Sakagami makes it clear from the start that her access, while unprecedented, was far from unfettered. Prisoners’ faces are obscured, and she is only allowed to engage them in conversation during supervised one-on-one interviews. All the same, their personalities come through.

The most affecting scenes involve 27-year-old Kentaro, imprisoned for violently robbing his own grandfather in order to pay off debts. Recalling, during a group discussion, a traumatic experience of bullying, he chokes up, suddenly unable to continue. In a subsequent role-playing session, in which other inmates play the victims of his crime, he breaks down in tears — as does one of his interrogators.

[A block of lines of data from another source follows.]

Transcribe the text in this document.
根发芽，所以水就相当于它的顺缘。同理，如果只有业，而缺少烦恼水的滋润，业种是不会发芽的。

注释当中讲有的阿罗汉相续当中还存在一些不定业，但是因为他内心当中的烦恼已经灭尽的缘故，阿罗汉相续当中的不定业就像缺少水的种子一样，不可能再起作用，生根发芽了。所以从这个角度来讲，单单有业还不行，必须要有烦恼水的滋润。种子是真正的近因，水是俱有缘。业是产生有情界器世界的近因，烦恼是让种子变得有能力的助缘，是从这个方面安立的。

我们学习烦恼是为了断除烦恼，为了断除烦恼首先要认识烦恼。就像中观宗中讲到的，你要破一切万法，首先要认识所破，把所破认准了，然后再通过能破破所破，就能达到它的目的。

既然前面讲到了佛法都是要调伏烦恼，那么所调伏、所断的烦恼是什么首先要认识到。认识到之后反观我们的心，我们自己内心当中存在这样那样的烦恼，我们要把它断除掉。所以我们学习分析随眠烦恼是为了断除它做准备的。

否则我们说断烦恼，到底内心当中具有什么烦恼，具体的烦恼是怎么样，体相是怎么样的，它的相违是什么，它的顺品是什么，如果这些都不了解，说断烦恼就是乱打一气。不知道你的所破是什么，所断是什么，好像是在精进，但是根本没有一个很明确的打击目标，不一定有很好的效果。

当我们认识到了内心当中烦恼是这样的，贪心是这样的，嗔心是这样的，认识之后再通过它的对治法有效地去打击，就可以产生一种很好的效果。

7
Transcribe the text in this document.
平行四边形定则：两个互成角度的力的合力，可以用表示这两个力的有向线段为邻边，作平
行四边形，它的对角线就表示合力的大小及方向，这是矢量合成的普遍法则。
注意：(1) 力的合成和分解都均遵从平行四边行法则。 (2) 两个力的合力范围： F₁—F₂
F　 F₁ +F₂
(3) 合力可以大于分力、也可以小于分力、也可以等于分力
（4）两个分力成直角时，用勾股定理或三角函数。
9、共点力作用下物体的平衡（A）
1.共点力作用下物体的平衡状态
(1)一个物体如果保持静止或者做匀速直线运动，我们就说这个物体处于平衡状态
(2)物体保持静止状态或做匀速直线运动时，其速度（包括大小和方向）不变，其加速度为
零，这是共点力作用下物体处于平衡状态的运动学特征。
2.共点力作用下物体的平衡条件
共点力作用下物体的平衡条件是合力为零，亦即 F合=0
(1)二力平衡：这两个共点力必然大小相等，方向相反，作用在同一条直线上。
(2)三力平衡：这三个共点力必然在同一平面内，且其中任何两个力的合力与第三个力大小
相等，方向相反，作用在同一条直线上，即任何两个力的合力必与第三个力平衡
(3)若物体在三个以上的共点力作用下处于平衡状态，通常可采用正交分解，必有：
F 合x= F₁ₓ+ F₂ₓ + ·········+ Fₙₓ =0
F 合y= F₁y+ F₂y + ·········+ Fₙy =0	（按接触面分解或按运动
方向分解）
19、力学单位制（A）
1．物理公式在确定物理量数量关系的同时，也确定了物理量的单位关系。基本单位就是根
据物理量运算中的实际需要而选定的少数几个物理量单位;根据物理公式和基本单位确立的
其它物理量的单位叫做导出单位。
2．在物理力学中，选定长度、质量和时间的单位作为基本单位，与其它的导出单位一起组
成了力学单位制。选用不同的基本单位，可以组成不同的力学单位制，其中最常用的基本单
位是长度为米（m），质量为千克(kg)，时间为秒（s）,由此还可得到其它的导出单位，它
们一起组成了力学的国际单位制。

As the film’s closing dedication to “all those who want to end the cycle of violence” makes clear, Sakagami is far from a neutral observer in all this. Her compassion toward the inmates is evident in the way she introduces each of the documentary’s main characters with a section about their childhood memories, depicting unhappy histories of neglect and abuse in elegant sand animation sequences by animator Arisa Wakami.

Although Sakagami resists any narrative voiceover, she bombards the viewer with onscreen text, especially during the film’s opening stretch, which can make the experience of watching “Prison Circle” more akin to sitting in on a university lecture.

It isn’t a great documentary, but it’s an extremely valuable document, with a powerful humanist sentiment that even sceptics may find persuasive.